Holly Hunter does some more hair acting (See 'Saving Grace'). Elisabeth Moss stops being annoying (See 'Mad Men'). Peter Mullan is powerful as usual (See 'My Name is Joe'). The script isn't great, but I thought it got much better towards the end. I really liked the characters and the setting and wanted it to come back for another season.
Hauntingly beautiful. Jane Campion, Gerard Lee and Garth Davis put together an amazing little story set in this tainted paradise called Laketop, in New Zealand. Elisabeth Moss is incredible and her role as Robin complemented by a nice supporting cast. It was so sad to see the similarities between Robin and Tui unfold throughout the 7 episodes. Glad this is coming back for another season.
the magestic cold landscapes, strange characters, the creepy gj, chemistry of human interaction, subtlety of telling the story - these are the things i loved. some plot points look a bit cheesy though. if campion's making a next season i hope for more weirdness and artistic visual touch. it's unusual and great to whatch a feminist minded tv series.
The only feature known to me with a character inspired by anti-guru UG Krishnamurti. GJ (Gurdjieff?) resembles UGs initialled name; like UG, she extolls the "intelligence" of the body; her enlightenment she termed a "calamity"; which hit her as if a bomb had gone off in every cell. She has no message, she has no aim, she even seems to have no memory. This is UG to a T.
Jane Campion is using perfectly the mini-series format to develop all the characters. The pitch is the one of a classic dark detective drama but the story goes far beyond. It's about the main character facing her own demons from the past and present and fighting against deeply rooted social behaviors. Brilliant.

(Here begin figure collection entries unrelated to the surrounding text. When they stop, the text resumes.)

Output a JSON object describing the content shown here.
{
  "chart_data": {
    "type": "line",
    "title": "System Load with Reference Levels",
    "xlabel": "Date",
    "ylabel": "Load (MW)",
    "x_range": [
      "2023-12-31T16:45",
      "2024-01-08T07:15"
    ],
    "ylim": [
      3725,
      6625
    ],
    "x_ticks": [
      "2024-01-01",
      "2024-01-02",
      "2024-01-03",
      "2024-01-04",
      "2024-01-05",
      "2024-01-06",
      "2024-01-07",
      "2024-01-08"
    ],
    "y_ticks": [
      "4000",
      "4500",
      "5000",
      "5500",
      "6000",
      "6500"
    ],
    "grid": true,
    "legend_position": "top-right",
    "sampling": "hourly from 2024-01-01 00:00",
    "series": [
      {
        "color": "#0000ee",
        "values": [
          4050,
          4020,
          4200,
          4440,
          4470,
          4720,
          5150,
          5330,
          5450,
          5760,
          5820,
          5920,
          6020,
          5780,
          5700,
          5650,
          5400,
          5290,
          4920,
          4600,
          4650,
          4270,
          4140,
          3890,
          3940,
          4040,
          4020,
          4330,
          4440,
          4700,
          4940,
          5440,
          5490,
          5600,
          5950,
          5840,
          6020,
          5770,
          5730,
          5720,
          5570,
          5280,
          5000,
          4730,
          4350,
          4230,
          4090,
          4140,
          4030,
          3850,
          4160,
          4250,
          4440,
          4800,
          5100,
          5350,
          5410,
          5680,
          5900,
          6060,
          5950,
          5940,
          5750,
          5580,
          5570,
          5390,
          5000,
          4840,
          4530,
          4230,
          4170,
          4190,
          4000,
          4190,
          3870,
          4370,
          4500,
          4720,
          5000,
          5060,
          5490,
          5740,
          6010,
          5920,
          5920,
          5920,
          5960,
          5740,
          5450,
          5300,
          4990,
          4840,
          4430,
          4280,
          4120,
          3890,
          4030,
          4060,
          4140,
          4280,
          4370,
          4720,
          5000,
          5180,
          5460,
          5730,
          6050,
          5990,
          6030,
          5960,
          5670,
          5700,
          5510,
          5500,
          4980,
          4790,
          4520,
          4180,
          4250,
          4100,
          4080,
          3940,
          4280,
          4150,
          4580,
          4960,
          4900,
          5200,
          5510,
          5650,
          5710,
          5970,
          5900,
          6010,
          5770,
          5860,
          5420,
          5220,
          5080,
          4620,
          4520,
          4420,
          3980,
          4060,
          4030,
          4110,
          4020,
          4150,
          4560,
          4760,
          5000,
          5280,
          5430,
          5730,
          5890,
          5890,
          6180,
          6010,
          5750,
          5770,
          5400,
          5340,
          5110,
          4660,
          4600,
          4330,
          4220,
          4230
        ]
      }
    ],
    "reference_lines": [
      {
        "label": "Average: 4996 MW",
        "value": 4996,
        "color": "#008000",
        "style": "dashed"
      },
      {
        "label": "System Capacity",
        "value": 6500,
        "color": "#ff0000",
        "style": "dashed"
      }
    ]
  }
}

A lovingly crafted homage to Scandinavian Noir and David Lynch, TOP OF THE LAKE is impressive and ridiculous all at the same time. When you're not curious about by the disgusting secrets of a sleepy town in New Zealand, you're probably laughing at Holly Hunter as GJ, a spiritual teacher in a bad wig who hams it up with such zingers: "Stop. Stop thinking" and "What are these crazy bitches doing?" Welcome to Paradise.
an inspired change of course in campion's fascinating and sometimes frustrating career. the BBC murder mystery template effectively showcases her fascination with sex and psychology, and the panoramic setting adds flavor without overpowering the stew. works as a whodunit and as a story about gender and family secrets. peggy olsen is as intelligent and endearing as ever, weird as may be to see her in modern clothing.
Over-baked, over-indulgent and overlong by a long shot. What could have been an interesting film at 3 hours instead runs near 6 and severely wears out what little welcome it had. Moss is tragically miscast here with most all the characters existing only as archetypes. The final hour is ludicrous to the point of near insult. On the plus side the photography is aces but not enough to compensate for the eternity wasted.
The strangest, most elliptical TV series since Twin Peaks? There are mountains, there are teenage girls disappearing, there's an out-of-town detective, there are strange town inhabitants, there's a mystical lake, there are drugs, there are mounted deer heads, there's coffee, there are people with long grey hair. Unfortunately, Top of the Lake is too short to achieve its full potential. It could've been fantastic.
Campion goes Scandinavian Noir. Emotionally stoic heroes + darkly taboo crimes are par for the course, but Campion elevates things somewhat by turning the endeavour into a wider riff on the endemic sicknesses of modern patriarchy, from machismo to rape culture to homosexual oppression and the necessities of counselling -- all of which intersect at a now-iconic tv setting: a hippy-feminist commune in a fallen Paradise
Set in a hauntingly beautiful rural New Zealand, this mini-series features a cast of bizarre, despicable, but ultimately interesting characters weaving stories of violence and mystery. Despite the mystery being thin (disguised as complex), it was photographed incredibly well and the performances were outstanding. That is, except for Moss' accent - please, never again, Australia. Just cast one of your own.
Rich with backstory and a subtle, creeping sense of dread. It's not openly surreal and the cute Lynch reference in episode six is mostly there as a wave to the inevitable Twin Peaks comparisons. What it does have is a clutch of fantastic performances to drive the otherwise loose, sprawling plot. Bit of a twist ending but it's typically terse and I did wish there was more; better than wishing there was less.